The outstanding debt on commercial and multifamily mortgages increased by $45.4 billion, or 1.5 percent, to $3.11 trillion in the third quarter from the second quarter, according to new data from the Mortgage Bankers Association (MBA)
. In a separate measurement, the MBA added that the multifamily mortgage debt outstanding rose to $1.2 trillion, an increase of $24.9 billion, or 2.1 percent, from the second of quarter.
Commercial banks held the largest share of commercial/multifamily mortgages ($1.3 trillion, or 40 percent of the total), followed by agency and government-sponsored enterprise portfolios and mortgage-backed securities ($573 billion, or 18 percent), life insurance companies ($454 billion, or 15 percent), and commercial mortgage-backed securities (CMBS), collateralized debt obligations and asset-backed securities issues ($431 billion, or 14 percent).
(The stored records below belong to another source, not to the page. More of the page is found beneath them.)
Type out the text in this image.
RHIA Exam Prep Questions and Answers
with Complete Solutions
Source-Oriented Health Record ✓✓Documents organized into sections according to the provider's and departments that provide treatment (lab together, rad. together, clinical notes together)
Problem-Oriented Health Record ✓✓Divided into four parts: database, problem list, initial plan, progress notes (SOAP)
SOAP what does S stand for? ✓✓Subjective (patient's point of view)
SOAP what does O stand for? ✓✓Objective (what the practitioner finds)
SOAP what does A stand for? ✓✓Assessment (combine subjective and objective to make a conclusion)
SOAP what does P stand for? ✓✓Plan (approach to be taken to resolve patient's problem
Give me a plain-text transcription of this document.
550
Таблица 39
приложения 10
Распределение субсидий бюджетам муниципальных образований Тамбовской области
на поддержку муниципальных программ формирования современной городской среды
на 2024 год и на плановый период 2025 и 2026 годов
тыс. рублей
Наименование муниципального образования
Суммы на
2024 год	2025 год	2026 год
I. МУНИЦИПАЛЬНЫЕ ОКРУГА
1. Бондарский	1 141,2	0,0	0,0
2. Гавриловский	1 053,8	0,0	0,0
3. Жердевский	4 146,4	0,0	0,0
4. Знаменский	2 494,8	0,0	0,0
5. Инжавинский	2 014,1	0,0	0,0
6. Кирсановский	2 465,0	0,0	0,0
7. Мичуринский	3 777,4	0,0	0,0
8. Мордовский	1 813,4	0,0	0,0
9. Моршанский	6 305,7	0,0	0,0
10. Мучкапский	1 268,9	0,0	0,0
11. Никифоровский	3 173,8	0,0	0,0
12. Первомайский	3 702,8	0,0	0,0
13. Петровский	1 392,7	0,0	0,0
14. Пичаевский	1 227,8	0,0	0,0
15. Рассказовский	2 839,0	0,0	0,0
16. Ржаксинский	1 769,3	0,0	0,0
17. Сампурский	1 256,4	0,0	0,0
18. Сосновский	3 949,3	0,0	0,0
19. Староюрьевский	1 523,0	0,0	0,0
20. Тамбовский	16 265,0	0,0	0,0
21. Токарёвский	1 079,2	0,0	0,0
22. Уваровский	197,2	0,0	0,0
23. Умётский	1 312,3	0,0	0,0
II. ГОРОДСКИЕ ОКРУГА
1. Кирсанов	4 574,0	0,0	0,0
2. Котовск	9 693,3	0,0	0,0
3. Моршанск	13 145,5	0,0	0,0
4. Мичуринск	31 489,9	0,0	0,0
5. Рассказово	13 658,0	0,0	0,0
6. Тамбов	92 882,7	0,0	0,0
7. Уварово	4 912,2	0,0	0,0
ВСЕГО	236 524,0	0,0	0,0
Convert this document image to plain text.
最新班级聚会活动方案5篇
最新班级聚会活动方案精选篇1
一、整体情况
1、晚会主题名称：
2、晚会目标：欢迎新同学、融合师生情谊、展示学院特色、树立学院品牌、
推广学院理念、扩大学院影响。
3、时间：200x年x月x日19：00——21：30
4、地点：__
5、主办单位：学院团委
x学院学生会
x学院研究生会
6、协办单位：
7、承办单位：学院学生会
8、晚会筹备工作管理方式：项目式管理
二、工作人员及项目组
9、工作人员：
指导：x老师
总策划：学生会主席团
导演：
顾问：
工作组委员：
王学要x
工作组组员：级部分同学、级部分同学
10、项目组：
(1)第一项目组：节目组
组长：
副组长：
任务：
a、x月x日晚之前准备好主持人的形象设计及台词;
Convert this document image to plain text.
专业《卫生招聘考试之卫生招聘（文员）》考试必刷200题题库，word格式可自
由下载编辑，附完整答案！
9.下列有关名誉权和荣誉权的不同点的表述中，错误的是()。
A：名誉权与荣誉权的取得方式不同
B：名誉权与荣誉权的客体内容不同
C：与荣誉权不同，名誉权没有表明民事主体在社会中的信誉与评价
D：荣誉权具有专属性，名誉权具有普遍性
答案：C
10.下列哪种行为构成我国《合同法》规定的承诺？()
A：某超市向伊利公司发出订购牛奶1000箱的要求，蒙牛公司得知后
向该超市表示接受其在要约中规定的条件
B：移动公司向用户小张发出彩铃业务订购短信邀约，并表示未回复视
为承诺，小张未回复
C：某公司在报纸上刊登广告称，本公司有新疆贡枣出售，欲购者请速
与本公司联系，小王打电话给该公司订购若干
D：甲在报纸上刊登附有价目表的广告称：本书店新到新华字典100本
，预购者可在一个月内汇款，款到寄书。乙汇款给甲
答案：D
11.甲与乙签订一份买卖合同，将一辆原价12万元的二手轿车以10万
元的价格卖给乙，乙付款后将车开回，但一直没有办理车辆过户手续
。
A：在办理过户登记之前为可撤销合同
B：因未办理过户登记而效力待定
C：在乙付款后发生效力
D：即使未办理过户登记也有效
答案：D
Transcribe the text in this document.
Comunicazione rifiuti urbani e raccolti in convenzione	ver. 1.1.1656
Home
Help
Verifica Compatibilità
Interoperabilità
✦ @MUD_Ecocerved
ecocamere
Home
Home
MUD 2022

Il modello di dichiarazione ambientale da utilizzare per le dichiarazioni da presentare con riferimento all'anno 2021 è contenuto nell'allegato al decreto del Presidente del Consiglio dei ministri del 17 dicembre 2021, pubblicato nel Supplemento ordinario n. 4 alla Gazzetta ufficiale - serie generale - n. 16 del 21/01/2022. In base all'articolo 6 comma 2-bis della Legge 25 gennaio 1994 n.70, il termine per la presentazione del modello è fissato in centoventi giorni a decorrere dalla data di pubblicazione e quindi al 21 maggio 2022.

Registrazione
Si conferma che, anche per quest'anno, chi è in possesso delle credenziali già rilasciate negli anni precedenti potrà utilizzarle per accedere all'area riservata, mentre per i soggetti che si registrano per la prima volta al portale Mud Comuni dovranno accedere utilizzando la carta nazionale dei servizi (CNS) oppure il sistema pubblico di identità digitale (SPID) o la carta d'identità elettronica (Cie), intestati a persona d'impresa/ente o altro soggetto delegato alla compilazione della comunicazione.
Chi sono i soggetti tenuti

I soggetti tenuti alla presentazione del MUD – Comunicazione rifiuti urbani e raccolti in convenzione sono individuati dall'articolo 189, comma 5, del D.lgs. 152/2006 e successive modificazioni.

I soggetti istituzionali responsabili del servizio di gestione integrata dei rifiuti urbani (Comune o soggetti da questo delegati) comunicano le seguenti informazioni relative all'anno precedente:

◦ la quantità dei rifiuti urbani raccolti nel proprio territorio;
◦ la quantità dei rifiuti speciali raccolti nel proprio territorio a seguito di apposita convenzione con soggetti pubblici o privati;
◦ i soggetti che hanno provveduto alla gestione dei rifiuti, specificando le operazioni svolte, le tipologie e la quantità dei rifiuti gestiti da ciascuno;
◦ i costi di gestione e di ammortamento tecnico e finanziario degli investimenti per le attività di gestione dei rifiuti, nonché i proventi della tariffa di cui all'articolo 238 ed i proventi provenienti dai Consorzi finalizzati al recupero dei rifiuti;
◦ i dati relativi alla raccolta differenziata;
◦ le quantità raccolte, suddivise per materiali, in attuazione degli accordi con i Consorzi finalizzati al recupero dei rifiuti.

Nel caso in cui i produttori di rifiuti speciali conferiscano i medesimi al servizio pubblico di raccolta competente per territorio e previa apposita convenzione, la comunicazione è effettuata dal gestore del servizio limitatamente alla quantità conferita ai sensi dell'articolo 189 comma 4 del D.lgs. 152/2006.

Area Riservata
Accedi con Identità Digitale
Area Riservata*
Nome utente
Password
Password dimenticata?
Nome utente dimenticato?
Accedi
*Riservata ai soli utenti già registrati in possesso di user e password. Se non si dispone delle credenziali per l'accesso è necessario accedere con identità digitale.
MBA Vice President of Commercial Real Estate Research Jamie Woodwell noted that the balance of CMBS, which has declined on a quarterly basis with only a few exceptions since 2008, recorded its greatest increase in outstanding debt in a decade.
“With the so-called ‘wall of maturities’ behind us, and a vibrant market for new originations, we are once again seeing more new loans being originated for CMBS than we are seeing in old loans paying off and paying down,” Woodwell said. “The result is the largest increase in outstanding CMBS mortgages since the end of 2007.”